Clinically, the cement is considerably adaptable, for instance, it permits immobilizing of loose teeth and "immediate bonded bridges" by means of a resin denture tooth (or else even the crown of an extracted tooth) as the pontic.
The patient should be told to avoid heavy biting pressure on the teeth which are splinted. The eccentric movements should be noted and relieved entirely. Long-term follow-up is important to evaluate the efficacy of the Superbond C&B which is of great assistance in splinting.
Loss of tooth-supporting structures contributes to tooth mobility and it′s etiology needs to be recognized before planning the treatment. Increased tooth mobility has unfavourable affects on function, aesthetics, and the patient’s comfort. Splints are used to compensate such problems.

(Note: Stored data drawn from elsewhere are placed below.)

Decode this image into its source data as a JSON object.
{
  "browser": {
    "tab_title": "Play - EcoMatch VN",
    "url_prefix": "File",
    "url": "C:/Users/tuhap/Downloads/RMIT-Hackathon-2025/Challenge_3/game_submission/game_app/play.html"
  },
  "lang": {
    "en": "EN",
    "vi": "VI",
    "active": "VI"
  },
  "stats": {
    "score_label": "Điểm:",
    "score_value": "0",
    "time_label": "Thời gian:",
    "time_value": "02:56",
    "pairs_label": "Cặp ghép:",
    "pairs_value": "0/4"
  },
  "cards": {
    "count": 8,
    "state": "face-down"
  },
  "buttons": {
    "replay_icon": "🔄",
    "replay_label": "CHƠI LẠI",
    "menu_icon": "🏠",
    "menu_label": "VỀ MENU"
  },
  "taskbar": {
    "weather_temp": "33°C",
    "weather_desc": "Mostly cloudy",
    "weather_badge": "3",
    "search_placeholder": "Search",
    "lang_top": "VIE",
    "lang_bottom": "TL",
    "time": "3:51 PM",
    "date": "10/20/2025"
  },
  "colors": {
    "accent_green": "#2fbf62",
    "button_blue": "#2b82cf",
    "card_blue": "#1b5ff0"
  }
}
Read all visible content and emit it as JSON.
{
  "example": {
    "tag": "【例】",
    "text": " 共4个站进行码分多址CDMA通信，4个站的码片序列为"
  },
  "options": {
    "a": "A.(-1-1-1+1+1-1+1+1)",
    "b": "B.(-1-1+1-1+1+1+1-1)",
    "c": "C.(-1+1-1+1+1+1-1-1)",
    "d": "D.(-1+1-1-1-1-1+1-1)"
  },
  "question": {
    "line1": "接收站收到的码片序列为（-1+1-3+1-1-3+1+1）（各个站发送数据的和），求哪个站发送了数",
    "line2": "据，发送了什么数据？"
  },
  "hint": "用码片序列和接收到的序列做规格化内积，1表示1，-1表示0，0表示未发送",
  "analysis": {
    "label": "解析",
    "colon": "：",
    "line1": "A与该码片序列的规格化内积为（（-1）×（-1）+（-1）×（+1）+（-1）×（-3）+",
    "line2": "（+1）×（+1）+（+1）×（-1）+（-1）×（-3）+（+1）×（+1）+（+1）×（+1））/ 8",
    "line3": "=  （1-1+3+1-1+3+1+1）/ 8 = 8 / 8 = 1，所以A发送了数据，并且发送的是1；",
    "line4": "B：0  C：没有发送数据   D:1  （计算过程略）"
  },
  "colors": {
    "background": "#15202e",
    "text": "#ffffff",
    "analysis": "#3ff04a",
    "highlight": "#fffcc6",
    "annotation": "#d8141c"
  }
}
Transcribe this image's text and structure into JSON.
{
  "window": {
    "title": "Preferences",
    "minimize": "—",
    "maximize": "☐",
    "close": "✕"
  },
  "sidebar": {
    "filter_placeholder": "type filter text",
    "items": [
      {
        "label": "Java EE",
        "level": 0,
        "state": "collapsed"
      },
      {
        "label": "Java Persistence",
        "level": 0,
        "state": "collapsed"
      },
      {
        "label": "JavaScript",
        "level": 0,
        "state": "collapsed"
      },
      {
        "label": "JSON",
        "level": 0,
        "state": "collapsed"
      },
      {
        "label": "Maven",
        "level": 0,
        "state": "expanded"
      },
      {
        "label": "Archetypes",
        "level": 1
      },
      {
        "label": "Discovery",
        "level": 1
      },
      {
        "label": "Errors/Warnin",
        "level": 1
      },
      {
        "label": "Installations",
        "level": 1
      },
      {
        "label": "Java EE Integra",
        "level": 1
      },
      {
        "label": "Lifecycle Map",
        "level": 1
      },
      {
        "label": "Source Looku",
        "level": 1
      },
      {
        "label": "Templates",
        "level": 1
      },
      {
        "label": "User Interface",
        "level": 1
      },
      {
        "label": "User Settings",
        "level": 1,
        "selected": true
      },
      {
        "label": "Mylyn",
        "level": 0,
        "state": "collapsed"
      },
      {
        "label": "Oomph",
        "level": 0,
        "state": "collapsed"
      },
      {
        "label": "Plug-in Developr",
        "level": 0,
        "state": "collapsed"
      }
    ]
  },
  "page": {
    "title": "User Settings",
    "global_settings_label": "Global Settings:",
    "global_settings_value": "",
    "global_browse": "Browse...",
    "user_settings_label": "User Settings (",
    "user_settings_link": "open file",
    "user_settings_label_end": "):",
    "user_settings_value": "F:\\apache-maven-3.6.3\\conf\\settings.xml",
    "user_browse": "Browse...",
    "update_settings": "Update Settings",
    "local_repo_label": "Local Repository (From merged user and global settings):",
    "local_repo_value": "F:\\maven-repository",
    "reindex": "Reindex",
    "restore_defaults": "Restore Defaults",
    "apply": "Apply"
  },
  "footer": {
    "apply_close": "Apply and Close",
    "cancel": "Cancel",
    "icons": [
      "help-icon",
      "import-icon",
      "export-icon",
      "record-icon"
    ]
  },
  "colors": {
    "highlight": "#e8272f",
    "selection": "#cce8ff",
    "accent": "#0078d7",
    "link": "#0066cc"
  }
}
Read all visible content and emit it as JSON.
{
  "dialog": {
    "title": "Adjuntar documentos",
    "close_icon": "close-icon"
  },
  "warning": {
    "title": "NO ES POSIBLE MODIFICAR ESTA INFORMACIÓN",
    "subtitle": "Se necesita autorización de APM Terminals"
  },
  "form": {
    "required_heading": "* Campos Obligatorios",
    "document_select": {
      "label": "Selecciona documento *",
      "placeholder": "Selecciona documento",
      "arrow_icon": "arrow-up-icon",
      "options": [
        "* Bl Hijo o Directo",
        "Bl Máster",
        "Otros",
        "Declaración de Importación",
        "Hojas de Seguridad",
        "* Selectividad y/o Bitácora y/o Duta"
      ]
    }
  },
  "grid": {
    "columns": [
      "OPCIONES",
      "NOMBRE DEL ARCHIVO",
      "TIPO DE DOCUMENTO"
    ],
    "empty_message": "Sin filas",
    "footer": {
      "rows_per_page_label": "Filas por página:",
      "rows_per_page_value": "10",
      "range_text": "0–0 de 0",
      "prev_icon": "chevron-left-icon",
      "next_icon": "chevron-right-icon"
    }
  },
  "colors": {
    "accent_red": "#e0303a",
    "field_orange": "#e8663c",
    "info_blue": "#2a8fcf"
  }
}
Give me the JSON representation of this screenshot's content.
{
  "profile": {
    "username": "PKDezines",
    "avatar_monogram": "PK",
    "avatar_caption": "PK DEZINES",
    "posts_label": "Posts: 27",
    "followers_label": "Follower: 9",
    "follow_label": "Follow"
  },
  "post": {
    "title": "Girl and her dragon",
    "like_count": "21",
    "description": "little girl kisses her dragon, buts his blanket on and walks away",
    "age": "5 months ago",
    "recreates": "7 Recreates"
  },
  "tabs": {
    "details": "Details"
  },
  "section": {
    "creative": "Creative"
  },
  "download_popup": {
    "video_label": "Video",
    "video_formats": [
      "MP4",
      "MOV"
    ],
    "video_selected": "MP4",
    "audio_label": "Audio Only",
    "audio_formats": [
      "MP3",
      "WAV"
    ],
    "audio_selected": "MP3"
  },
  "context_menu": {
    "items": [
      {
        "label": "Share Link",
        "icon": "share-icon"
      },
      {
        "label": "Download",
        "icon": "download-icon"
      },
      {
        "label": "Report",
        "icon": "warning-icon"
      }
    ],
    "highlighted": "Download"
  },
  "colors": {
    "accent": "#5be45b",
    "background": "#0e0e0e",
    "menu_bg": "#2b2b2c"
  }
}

In order to manage periodontally compromised teeth, splinting of mobile teeth to sturdier adjacent teeth is a feasible preference also can be considered as an indispensable part of periodontal treatment for compromised teeth with advanced mobility. This extends the longevity of compromised teeth with advanced mobility, gives steadiness to the periodontium to reattach further, improving comfort, function and aesthetics of the patient.
The use of a natural tooth pontic is an exceptional, standard treatment of choice for circumstances where anterior teeth need to be removed moreover, the concern for patient’s compromised facial esthetics can also be resolved.